The plots above show some interesting characteristics.

Original

Do we need differencing?

The dataset shows extended autocorrelations (ACF - row 1, col 2) which are well above the significance level. This points to the need for differencing.
The same observation can be derived by looking at the PACF plot as well (row 1 col 3) which shows a very high correlation on lag 1 (i.e. previous time point).
This characteristic can also be seen in the Periodogram (row 1, col 4) which shows a peak at ~ f = 0 (zoom in to see details). Peaking at ~ f = 0 means that the time period is very large (no repetitions) and is indicative of "random walk" type of behavior that can be modeling by differencing.

Do we need to model seasonality?

ACF also shows peaking at a lag of 24 indicative of seasonality of 24 (which was also indicated in the setup phase).
This can also be seen in the periodogram (peaking at a fundamental f = 0.0417 (and it's harmonics of 0.0834, 0.1249 ...). f = 0.0417 corresponds to T = 1/0.0417 = 24 indicating a seasonal period of 24 hours.

Order = 1 Difference

Order = 1 differencing shows that a lot of the extended autocorrelations have been taken care of (magnitide in row 2, col 2 is much less than before). The same is visible in the periodogram (row 2, col 4) where the magnitide at ~ f = 0 is much less than before.
ACF still shows peaking at a lag = 24 and so does the periodogram indicating that we still need to take care of this to model the behavior appropriately. Let's do that next by plotting the differences including the seasonality. This time, we will specify the lags explicitly as we want more finer control over the analysis.

NOTE: lags = 1 is same as order = 1 meaning first difference, whereas lags = [1, 24] implies that first a first difference is taken and then a seasonal difference of 24 is taken.

In [14]:

eda.plot_model(
    plot="diff",
    fig_kwargs={
        "height": 900,
        "resampler_kwargs": {
            "default_n_shown_samples": 1500,
            "show_dash": {"mode": "inline", "port": 8056},
        },
    },
    data_kwargs={
        "lags_list": [1, [1, 24]],
        "acf": True,
        "pacf": True,
        "periodogram": True,
    },
    # display_format='plotly-dash',
)

We will bring our attention to the 3rd row since the first 2 are the repeat of the last plot. The 3rd row represents a first order difference followed by a seasonal difference of 24. As can be see from the ACF (row 3, col 2), all the extended autocorrelations have been taken care of. We still see a peak at lag = 24 (negative now), but on careful examination of the periodogram, we realize that the leaks have a very low spectral density.
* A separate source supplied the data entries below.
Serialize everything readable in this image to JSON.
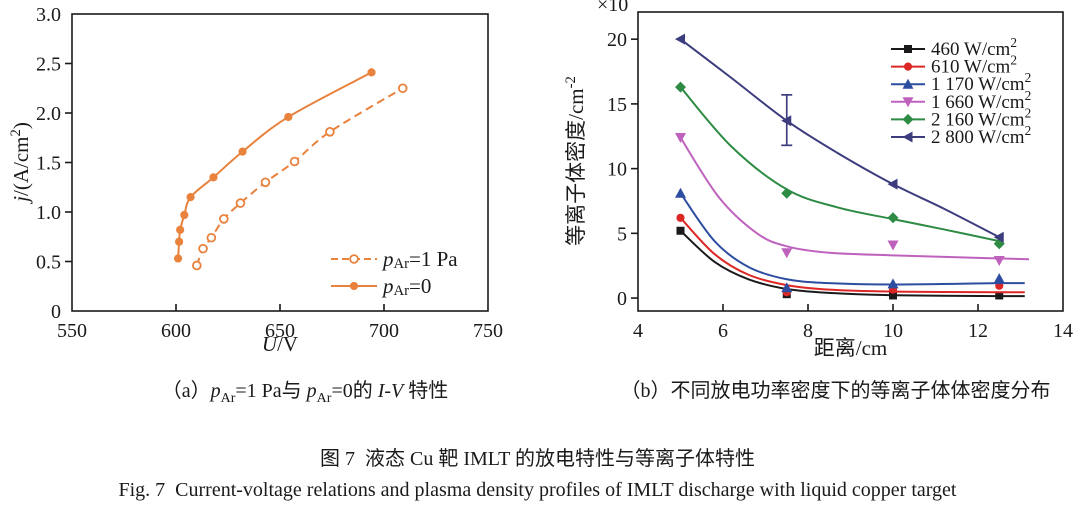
{
  "figure": {
    "caption_cn": "图 7  液态 Cu 靶 IMLT 的放电特性与等离子体特性",
    "caption_en": "Fig. 7  Current-voltage relations and plasma density profiles of IMLT discharge with liquid copper target"
  },
  "captions": {
    "a": {
      "p0": "（a）",
      "p1": "p",
      "p2": "Ar",
      "p3": "=1 Pa与 ",
      "p4": "p",
      "p5": "Ar",
      "p6": "=0的 ",
      "p7": "I-V",
      "p8": " 特性"
    },
    "b": "（b）不同放电功率密度下的等离子体体密度分布"
  },
  "colors": {
    "axis": "#1A1A1A",
    "orange": "#E8823D",
    "black": "#1A1A1A",
    "red": "#DC2725",
    "blue": "#2D4DA1",
    "magenta": "#BF62BE",
    "green": "#2E8B44",
    "navy": "#3C3C7E"
  },
  "chart_data": [
    {
      "type": "line",
      "title": "",
      "x_label": {
        "italic": "U",
        "rest": "/V"
      },
      "y_label": {
        "italic": "j",
        "rest": "/(A/cm",
        "sup": "2",
        "close": ")"
      },
      "xlim": [
        550,
        750
      ],
      "ylim": [
        0,
        3
      ],
      "xticks": [
        550,
        600,
        650,
        700,
        750
      ],
      "yticks": [
        "0",
        "0.5",
        "1.0",
        "1.5",
        "2.0",
        "2.5",
        "3.0"
      ],
      "grid": false,
      "legend_position": "inside lower right",
      "series": [
        {
          "name": "pAr-1Pa",
          "label": "p_Ar=1 Pa",
          "label_parts": [
            [
              "i",
              "p"
            ],
            [
              "sub",
              "Ar"
            ],
            [
              "n",
              "=1 Pa"
            ]
          ],
          "color": "#E8823D",
          "dash": "dashed",
          "marker": "circle-open",
          "points": [
            [
              610,
              0.46
            ],
            [
              613,
              0.63
            ],
            [
              617,
              0.74
            ],
            [
              623,
              0.93
            ],
            [
              631,
              1.09
            ],
            [
              643,
              1.3
            ],
            [
              657,
              1.51
            ],
            [
              674,
              1.81
            ],
            [
              709,
              2.25
            ]
          ]
        },
        {
          "name": "pAr-0",
          "label": "p_Ar=0",
          "label_parts": [
            [
              "i",
              "p"
            ],
            [
              "sub",
              "Ar"
            ],
            [
              "n",
              "=0"
            ]
          ],
          "color": "#E8823D",
          "dash": "solid",
          "marker": "circle",
          "points": [
            [
              601,
              0.53
            ],
            [
              601.5,
              0.7
            ],
            [
              602,
              0.82
            ],
            [
              604,
              0.97
            ],
            [
              607,
              1.15
            ],
            [
              618,
              1.35
            ],
            [
              632,
              1.61
            ],
            [
              654,
              1.96
            ],
            [
              694,
              2.41
            ]
          ]
        }
      ]
    },
    {
      "type": "line",
      "title": "",
      "scale_label": "×10",
      "x_label": {
        "rest": "距离/cm"
      },
      "y_label": {
        "rest": "等离子体密度/cm",
        "sup": "-2"
      },
      "xlim": [
        4,
        14
      ],
      "ylim": [
        -1,
        22.1
      ],
      "xticks": [
        4,
        6,
        8,
        10,
        12,
        14
      ],
      "yticks": [
        "0",
        "5",
        "10",
        "15",
        "20"
      ],
      "grid": false,
      "legend_position": "inside upper right",
      "x_categories_cm": [
        5,
        7.5,
        10,
        12.5
      ],
      "series": [
        {
          "name": "460",
          "label": "460 W/cm²",
          "label_parts": [
            [
              "n",
              "460 W/cm"
            ],
            [
              "sup",
              "2"
            ]
          ],
          "color": "#1A1A1A",
          "dash": "solid",
          "marker": "square",
          "points": [
            [
              5,
              5.2
            ],
            [
              7.5,
              0.3
            ],
            [
              10,
              0.2
            ],
            [
              12.5,
              0.2
            ]
          ],
          "curve": [
            [
              5,
              5.2
            ],
            [
              5.8,
              2.8
            ],
            [
              6.6,
              1.45
            ],
            [
              7.5,
              0.7
            ],
            [
              8.5,
              0.4
            ],
            [
              10,
              0.22
            ],
            [
              12.5,
              0.15
            ],
            [
              13.1,
              0.15
            ]
          ]
        },
        {
          "name": "610",
          "label": "610 W/cm²",
          "label_parts": [
            [
              "n",
              "610 W/cm"
            ],
            [
              "sup",
              "2"
            ]
          ],
          "color": "#DC2725",
          "dash": "solid",
          "marker": "circle",
          "points": [
            [
              5,
              6.2
            ],
            [
              7.5,
              0.45
            ],
            [
              10,
              0.65
            ],
            [
              12.5,
              0.95
            ]
          ],
          "curve": [
            [
              5,
              6.2
            ],
            [
              5.8,
              3.4
            ],
            [
              6.6,
              1.8
            ],
            [
              7.5,
              1.0
            ],
            [
              8.5,
              0.65
            ],
            [
              10,
              0.5
            ],
            [
              12.5,
              0.45
            ],
            [
              13.1,
              0.45
            ]
          ]
        },
        {
          "name": "1170",
          "label": "1 170 W/cm²",
          "label_parts": [
            [
              "n",
              "1 170 W/cm"
            ],
            [
              "sup",
              "2"
            ]
          ],
          "color": "#2D4DA1",
          "dash": "solid",
          "marker": "triangle-up",
          "points": [
            [
              5,
              8.1
            ],
            [
              7.5,
              0.8
            ],
            [
              10,
              1.1
            ],
            [
              12.5,
              1.5
            ]
          ],
          "curve": [
            [
              5,
              8.1
            ],
            [
              5.8,
              4.4
            ],
            [
              6.6,
              2.4
            ],
            [
              7.5,
              1.45
            ],
            [
              8.5,
              1.15
            ],
            [
              10,
              1.05
            ],
            [
              12.5,
              1.15
            ],
            [
              13.1,
              1.15
            ]
          ]
        },
        {
          "name": "1660",
          "label": "1 660 W/cm²",
          "label_parts": [
            [
              "n",
              "1 660 W/cm"
            ],
            [
              "sup",
              "2"
            ]
          ],
          "color": "#BF62BE",
          "dash": "solid",
          "marker": "triangle-down",
          "points": [
            [
              5,
              12.4
            ],
            [
              7.5,
              3.5
            ],
            [
              10,
              4.1
            ],
            [
              12.5,
              2.9
            ]
          ],
          "curve": [
            [
              5,
              12.4
            ],
            [
              5.9,
              7.8
            ],
            [
              6.8,
              5.0
            ],
            [
              7.5,
              4.0
            ],
            [
              8.5,
              3.5
            ],
            [
              10,
              3.3
            ],
            [
              11.5,
              3.15
            ],
            [
              13.2,
              3.0
            ]
          ]
        },
        {
          "name": "2160",
          "label": "2 160 W/cm²",
          "label_parts": [
            [
              "n",
              "2 160 W/cm"
            ],
            [
              "sup",
              "2"
            ]
          ],
          "color": "#2E8B44",
          "dash": "solid",
          "marker": "diamond",
          "points": [
            [
              5,
              16.3
            ],
            [
              7.5,
              8.1
            ],
            [
              10,
              6.2
            ],
            [
              12.5,
              4.2
            ]
          ],
          "curve": [
            [
              5,
              16.3
            ],
            [
              6.2,
              11.7
            ],
            [
              7.5,
              8.4
            ],
            [
              8.7,
              7.0
            ],
            [
              10,
              6.1
            ],
            [
              11.2,
              5.3
            ],
            [
              12.5,
              4.4
            ]
          ]
        },
        {
          "name": "2800",
          "label": "2 800 W/cm²",
          "label_parts": [
            [
              "n",
              "2 800 W/cm"
            ],
            [
              "sup",
              "2"
            ]
          ],
          "color": "#3C3C7E",
          "dash": "solid",
          "marker": "triangle-left",
          "points": [
            [
              5,
              20.0
            ],
            [
              7.5,
              13.7
            ],
            [
              10,
              8.8
            ],
            [
              12.5,
              4.7
            ]
          ],
          "curve": [
            [
              5,
              20.0
            ],
            [
              6.2,
              17.0
            ],
            [
              7.5,
              13.7
            ],
            [
              8.7,
              11.2
            ],
            [
              10,
              8.8
            ],
            [
              11.2,
              6.9
            ],
            [
              12.5,
              4.7
            ]
          ],
          "error_bars": [
            {
              "x": 7.5,
              "low": 11.8,
              "high": 15.7
            }
          ]
        }
      ]
    }
  ]
}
Hence, we can conclude that taking the first difference and a seasonal difference of 24 can model this time series fairly reasonably. However

NOTE: The reader may choose to investigate this further to figure our the AR and MA components. For example, the PACF plot (row 3, col 3) shows a negative spike (significant) at lag = 2 and further, indicating at least a second order AR component. For the sake of simplicity, we will not use that for this execise, but it should definitely be explored for a more complete assessment.

Next, lets explore the effect of the exogenous variables on the target and the correlation between the. This can be accomplished with the help of Cross Correlation Plots.

In [15]:

eda.plot_model(plot="ccf", fig_kwargs={"height": 1000, "width": 1500})

The first plot (row 1, col 1) shows self correlation for the target (same as its ACF), while the rest of the plots show the correlation of the target to the lagged values of the exogenous variables. For example, row 1, col 2 shows that the CO concentration is heavily correlated with PT08.S1(CO) at lag 0 as well as at lag 24. A similar pattern can be ovserved for some of the other variables as well such as NOx(GT), C6H6(GT), PT08.S2(NMHC). These variables may come in handy when modeling the CO concentration.

Another ovbservation is that Absolute Humidity AH does not seem to have a very strong correlation with CO concentration. This variable may not be important for modeling.

In [16]:

exclude.append("AH")
exclude

Out[16]:

['NMHC(GT)', 'AH']